La vie de G, à Orthez
- francoishada
- 16 juin 2024
- 3 min de lecture
Je n'ai jamais su quoi faire dans la vie. J'ai laissé la vie choisir pour moi. Je suis serveuse depuis 1984. Pas par choix. Je venais d'avoir mon CAP coiffeuse dame (pas par choix non plus).
J'ai connu mon futur mari qui tenait un bar PMU en gérance et me suis retrouvée naturellement derrière le bar.
Ça fait donc 32 ans que j'exerce ce métier. J'ai appris à l'apprécier. J'aime le travail bien fait. Mais je l'ai subi pendant 22 ans, parce que je subissais aussi mon mari. Jusqu'à ce que je le quitte.
J'ai alors tout naturellement cherché un emploi de serveuse, vu que c'est tout ce que je sais faire et que je le fais bien. J'ai un bon contact avec les gens. J'aime me définir comme "picologue". J'aime me faire adopter par les plus réfractaires.
Je suis donc passée de conjoint collaboratrice à employée. J'ai commencé à cotiser à 40 ans. Je suis passé de 12 heures / jour 7/7j 365j "au gratos" à 39h/semaine avec 5 semaines de congés payés par an!
Pour être exacte, il me semble que les cotisations obligatoires pour les conjoints ont débuté en 2005. J'ai quitté mon mari en 2006. Et le 06/06/06 je devenais employée!
J'avoue que j'étais un peu perdue au début, de me retrouver avec tout ce temps libre où je n'avais plus qu'à m'occuper de moi-même...
Les heures supplémentaires défiscalisées m'ont permis de gagner un peu plus, la mutuelle d'entreprise obligatoire aussi, même lorsqu'elle n'a qu'un seul employé.
Mon patron était un inapte au bonheur, comme mon ex-mari, mais là, je ne le subissais que 39 heures par semaine et j'étais payée! Jusqu'à ce qu'il prenne sa retraite et que je me retrouve licenciée économique, son repreneur n'ayant plus besoin d'employée.
Au chômage à plus de 45 ans, j'avais donc accès à un emploi aidé. Mais si tous les établissements que j'ai approchés étaient intéressés par mon expérience, finalement ils prenaient de "petites jeunes" qui ne savaient souvent même pas faire un café...
Le chômage est destructeur pour l'estime de soi: même en sachant ce qu'on vaut, les refus nous poussent à douter...
Un changement s'est produit à l'arrivée de Nicolas Sarkozy au ministère de l'intérieur : la multiplication des contrôles d'alcoolémie. Il n'y avait plus de bon dieu pour les ivrognes! Et les chiffres d'affaires tombait en chute libre.
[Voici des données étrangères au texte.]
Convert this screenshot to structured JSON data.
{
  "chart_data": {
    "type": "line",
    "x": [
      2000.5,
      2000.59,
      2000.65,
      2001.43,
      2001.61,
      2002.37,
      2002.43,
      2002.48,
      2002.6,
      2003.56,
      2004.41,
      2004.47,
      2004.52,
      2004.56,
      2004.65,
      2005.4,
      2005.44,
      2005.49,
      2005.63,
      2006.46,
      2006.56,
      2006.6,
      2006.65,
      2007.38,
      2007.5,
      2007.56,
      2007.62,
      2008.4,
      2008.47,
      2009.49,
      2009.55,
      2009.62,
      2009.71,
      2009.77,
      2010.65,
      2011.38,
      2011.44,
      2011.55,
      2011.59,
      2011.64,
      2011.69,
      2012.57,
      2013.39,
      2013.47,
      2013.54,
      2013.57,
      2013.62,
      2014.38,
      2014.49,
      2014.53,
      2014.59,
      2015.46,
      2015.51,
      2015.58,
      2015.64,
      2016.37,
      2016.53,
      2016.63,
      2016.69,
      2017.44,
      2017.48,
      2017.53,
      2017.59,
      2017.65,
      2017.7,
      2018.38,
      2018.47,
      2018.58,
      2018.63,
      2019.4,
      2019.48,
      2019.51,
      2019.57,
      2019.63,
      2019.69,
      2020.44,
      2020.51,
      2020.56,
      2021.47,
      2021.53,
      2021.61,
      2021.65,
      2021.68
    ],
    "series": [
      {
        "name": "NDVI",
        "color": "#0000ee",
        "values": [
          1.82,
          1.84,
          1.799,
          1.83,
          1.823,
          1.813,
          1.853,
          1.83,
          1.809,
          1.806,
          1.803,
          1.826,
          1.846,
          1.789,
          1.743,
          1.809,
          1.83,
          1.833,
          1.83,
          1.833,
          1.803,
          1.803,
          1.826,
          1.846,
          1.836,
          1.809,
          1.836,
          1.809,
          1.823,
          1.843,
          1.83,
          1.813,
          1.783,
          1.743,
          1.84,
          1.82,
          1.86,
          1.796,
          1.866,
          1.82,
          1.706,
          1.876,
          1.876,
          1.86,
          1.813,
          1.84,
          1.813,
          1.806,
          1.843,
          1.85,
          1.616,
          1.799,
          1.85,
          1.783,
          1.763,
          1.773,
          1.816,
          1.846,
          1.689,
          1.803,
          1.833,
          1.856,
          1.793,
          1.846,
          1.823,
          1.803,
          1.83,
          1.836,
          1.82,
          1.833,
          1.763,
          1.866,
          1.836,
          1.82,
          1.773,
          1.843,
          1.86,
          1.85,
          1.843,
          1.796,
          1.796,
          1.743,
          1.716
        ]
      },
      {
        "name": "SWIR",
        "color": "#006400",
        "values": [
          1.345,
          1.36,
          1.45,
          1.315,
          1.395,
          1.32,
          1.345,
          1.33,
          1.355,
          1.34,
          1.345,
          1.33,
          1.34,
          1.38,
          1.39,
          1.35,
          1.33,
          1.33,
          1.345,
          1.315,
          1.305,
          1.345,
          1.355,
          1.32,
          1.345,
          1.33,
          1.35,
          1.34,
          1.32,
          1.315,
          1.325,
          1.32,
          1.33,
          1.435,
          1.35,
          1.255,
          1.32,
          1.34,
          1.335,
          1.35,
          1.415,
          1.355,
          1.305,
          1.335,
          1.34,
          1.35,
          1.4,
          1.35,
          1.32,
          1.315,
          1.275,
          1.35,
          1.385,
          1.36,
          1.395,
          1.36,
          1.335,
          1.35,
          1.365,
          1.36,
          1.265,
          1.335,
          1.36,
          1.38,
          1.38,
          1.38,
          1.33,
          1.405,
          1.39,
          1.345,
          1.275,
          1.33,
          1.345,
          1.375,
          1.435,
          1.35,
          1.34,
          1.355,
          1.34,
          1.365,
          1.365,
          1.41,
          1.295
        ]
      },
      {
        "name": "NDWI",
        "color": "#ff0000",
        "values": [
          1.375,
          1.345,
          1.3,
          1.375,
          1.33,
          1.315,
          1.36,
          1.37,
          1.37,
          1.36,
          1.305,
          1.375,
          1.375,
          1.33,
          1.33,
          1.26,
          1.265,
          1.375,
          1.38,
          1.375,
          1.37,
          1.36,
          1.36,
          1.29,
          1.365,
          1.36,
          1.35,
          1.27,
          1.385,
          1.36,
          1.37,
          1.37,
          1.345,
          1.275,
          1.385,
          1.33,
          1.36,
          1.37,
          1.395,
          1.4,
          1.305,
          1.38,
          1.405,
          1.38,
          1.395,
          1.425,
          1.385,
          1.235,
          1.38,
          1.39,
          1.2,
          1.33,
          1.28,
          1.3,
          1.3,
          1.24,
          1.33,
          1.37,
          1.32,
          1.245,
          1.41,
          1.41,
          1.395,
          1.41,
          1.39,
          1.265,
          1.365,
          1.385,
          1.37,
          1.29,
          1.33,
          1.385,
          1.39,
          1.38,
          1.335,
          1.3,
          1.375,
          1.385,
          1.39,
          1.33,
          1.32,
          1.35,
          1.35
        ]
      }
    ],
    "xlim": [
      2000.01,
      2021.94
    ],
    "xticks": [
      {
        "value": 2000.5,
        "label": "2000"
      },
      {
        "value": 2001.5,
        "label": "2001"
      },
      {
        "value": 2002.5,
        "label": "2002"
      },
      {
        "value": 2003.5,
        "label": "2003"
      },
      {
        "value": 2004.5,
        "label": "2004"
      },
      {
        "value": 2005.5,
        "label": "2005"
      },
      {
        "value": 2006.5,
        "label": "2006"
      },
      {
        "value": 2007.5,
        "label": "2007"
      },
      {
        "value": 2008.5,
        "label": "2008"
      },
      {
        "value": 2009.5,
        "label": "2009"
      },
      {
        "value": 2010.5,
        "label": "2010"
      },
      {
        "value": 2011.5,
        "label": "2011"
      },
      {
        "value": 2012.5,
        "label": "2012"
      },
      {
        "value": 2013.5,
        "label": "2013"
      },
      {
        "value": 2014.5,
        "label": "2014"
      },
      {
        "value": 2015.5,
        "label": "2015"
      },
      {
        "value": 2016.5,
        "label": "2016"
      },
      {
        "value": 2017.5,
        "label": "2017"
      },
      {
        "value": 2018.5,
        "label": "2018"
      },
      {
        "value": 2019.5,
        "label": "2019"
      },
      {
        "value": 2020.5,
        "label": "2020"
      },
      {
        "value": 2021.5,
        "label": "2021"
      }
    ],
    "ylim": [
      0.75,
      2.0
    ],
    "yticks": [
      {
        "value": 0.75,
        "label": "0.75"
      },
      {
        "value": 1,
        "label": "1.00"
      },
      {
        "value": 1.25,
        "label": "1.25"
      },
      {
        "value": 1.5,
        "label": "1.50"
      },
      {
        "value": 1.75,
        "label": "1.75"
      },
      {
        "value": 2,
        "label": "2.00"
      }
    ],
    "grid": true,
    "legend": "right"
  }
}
Les contrôles des Urssaf ont considérablement réduit le travail au noir aussi.
Aujourd'hui, il n'est plus possible de trouver un bar "pur": il faut multiplier les activités (bar loto ou brasserie ou tabac) pour rester rentable.
Ensuite, la création du RSI a fait un mal fou .... et continue de le faire, d'ailleurs. De nos jours, mieux vaut être employé que patron (quand on parle de bons patrons j'entends !).
J'ai la chance d'exercer un métier où les pourboires sont pratiqués (dans la coiffure aussi), ce qui permet d'arrondir les fins de mois .
Je me souviens, au début des années 80, "ils" avaient essayé d'abolir cette pratique, tout au moins de nous obliger à les déclarer.
J'arrive à m'en sortir parce que mes frères et soeurs m'ont donné la maison. Avec 1 000 € de paye, je n'ai pas les moyens de me payer un loyer ni l'essence.
Je me suis rendue compte au fil des années et des collègues successifs, que la conscience professionnelle est une denrée rare. Des fois j'en ai plus que mes patrons ! Mais ça, ça ne s'apprend pas à l'école.